Given,

Z = 3x + 5y

Constraints:

- 2x + y ≤ 4

x + y ≥ 3

x – 2y ≤ 2

x, y ≤ 0

First convert the given inequations into corresponding equations and plot them:

- 2x + y ≤ 4 → - 2x + y = 4 (corresponding equation)

Two coordinates required to plot the equation are obtained as:

Put, x = 0 ⇒ y = 4 (0,4) - - - - first coordinate.
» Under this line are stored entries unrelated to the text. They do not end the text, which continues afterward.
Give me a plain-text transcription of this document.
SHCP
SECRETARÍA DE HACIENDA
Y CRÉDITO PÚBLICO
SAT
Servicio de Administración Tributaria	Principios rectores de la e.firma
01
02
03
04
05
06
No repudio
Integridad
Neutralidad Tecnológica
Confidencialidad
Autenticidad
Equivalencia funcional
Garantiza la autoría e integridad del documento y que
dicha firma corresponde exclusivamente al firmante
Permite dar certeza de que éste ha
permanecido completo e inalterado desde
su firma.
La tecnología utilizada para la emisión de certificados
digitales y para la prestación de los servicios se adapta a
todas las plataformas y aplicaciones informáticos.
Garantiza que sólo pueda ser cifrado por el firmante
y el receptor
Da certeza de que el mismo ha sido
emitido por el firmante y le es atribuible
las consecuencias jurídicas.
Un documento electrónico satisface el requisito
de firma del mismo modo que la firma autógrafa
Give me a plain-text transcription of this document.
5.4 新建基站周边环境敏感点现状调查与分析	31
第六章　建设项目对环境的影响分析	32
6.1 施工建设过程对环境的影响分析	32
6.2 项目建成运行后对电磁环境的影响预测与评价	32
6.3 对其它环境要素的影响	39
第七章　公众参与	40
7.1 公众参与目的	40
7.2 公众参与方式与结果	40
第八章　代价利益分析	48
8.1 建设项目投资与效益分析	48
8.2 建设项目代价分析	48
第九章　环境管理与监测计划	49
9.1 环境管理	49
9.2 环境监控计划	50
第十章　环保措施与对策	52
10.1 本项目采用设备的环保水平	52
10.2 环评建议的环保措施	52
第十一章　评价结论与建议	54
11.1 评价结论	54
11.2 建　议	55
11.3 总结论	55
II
Put, y = 0 ⇒ x = - 2 ( - 2,0) - - - - second coordinate

Join them to get the line.

As we know, Linear inequation will be a region in the plane, and we observe that the equation divides the XY plane into 2 halves only, so we need to check which region represents the given inequation,

If the given line does not pass through origin then just put (0,0) to check whether inequation is satisfied or not. If it satisfies the inequation origin side is the required region else the other side is the solution.

Similarly, we repeat the steps for other inequation also and find the common region.

x + y ≥ 3 → x + y = 3 (corresponding equation)

Two coordinates required to plot the equation are obtained as:

Put, x = 0 ⇒ y = 3 (0,3) - - - - first coordinate.

Put, y = 0 ⇒ x = 3 (3,0) - - - - second coordinate

x – 2y ≤ 2 → x – 2y = 2 (corresponding equation)

Two coordinates required to plot the equation are obtained as:

Put, x = 0 ⇒ y = - 1 (0, - 1) - - - - first coordinate.

Put, y = 0 ⇒ x = 2 ( 2,0) - - - - second coordinate

x = 0 is the y - axis and y = 0 is the x - axis.

Hence, we have the following plot:

There is no shaded region in the above figure represents that there is no region of a feasible solution.

x + y ≥ 3 will not be bounded by x, y ≤ 0. Thus, no feasible region is there.

∴ There is no possible minimum value Z.